Пчельников благодарно кивнул и шагнул за борт. Борттехник втащил обратно трос, вертолет, накренившись, стал набирать высоту. Минут через десять второй пилот повернулся к Дзюбе.
- Доложили, что все в норме.
- Тогда я пошел подремать.
- Может потренируешься?
- Нет, Юра, спина ноет.

Вернулись глубокой ночью. На аэродроме их встретил Поляков. Это приятно пощекотало самолюбие ротного. Доложил.
- Теперь будем ждать вестей.
- Пойду доложу комбригу.
- Я сам ему доложу, отдыхайте. Хорошо поработали. Молодец.
- Служу Советскому Союзу!
Поляков удивленно вскинул брови. Дзюба улыбнулся.
- Это ведь поощрение, а на поощрение нужно отвечать по Уставу.
Улыбнулся и Поляков. Ему все больше нравился этот немногословный, крепко сложенный капитан, которого он знал только третий день.

                **

               Яценко сидел в своем кабинете, тупо уставившись в лежавшую перед ним тетрадь. Ему не везло на начальников. Вчерашний скандал, тому подтверждение: вместо того, чтобы поставить на место работников, осадить комбрига, этот мягкотелый Поляков выгнал его. Но если что-то случится, спросят с него, с Яценко. Поляков только прибыл, в обстановку только начал входить, а с войсковых вообще - «как с гуся вода» - получат по выговору, плюнут в очередной раз и все на этом.

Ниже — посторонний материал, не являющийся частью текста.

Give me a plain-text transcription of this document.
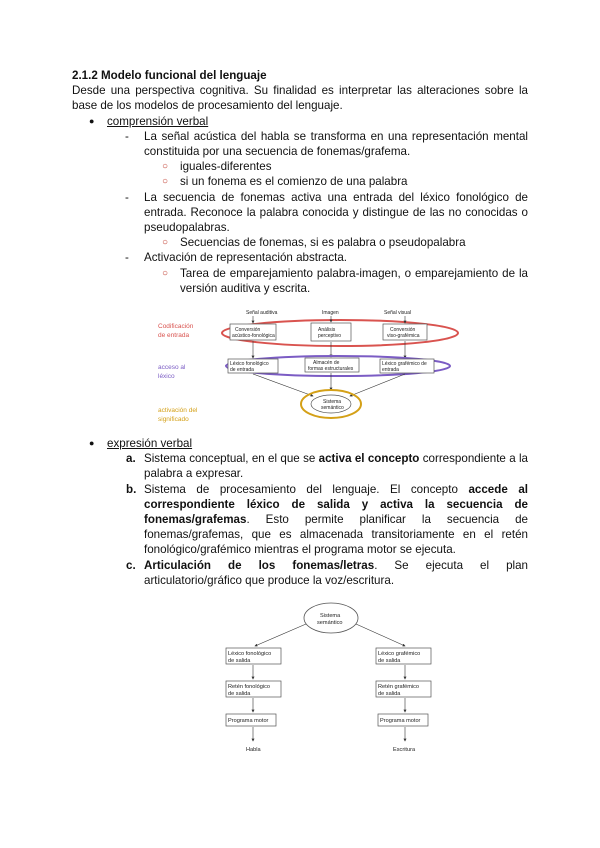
2.1.2 Modelo funcional del lenguaje

Desde una perspectiva cognitiva. Su finalidad es interpretar las alteraciones sobre la base de los modelos de procesamiento del lenguaje.

● comprensión verbal
- La señal acústica del habla se transforma en una representación mental constituida por una secuencia de fonemas/grafema.
○ iguales-diferentes
○ si un fonema es el comienzo de una palabra
- La secuencia de fonemas activa una entrada del léxico fonológico de entrada. Reconoce la palabra conocida y distingue de las no conocidas o pseudopalabras.
○ Secuencias de fonemas, si es palabra o pseudopalabra
- Activación de representación abstracta.
○ Tarea de emparejamiento palabra-imagen, o emparejamiento de la versión auditiva y escrita.
Codificación
de entrada
acceso al
léxico
activación del
significado
Señal auditiva	Imagen	Señal visual
Conversión
acústico-fonológica
Análisis
perceptivo
Conversión
viso-grafémica
Léxico fonológico
de entrada
Almacén de
formas estructurales
Léxico grafémico de
entrada
Sistema
semántico
● expresión verbal
a. Sistema conceptual, en el que se activa el concepto correspondiente a la palabra a expresar.
b. Sistema de procesamiento del lenguaje. El concepto accede al correspondiente léxico de salida y activa la secuencia de fonemas/grafemas. Esto permite planificar la secuencia de fonemas/grafemas, que es almacenada transitoriamente en el retén fonológico/grafémico mientras el programa motor se ejecuta.
c. Articulación de los fonemas/letras. Se ejecuta el plan articulatorio/gráfico que produce la voz/escritura.
Sistema
semántico
Léxico fonológico
de salida
Retén fonológico
de salida
Programa motor
Habla
Léxico grafémico
de salida
Retén grafémico
de salida
Programa motor
Escritura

Его же судьба зависела от каждого неосторожного слова, не говоря уже о «выговоре». Сколько сил затратил он на засылку агента в отряд Хамита, а теперь от агента давно нет вестей. Нужно направлять связника, но Хамит, в последнее время, прямо «озверел». Пленных уничтожает, страшно глядеть на трупы.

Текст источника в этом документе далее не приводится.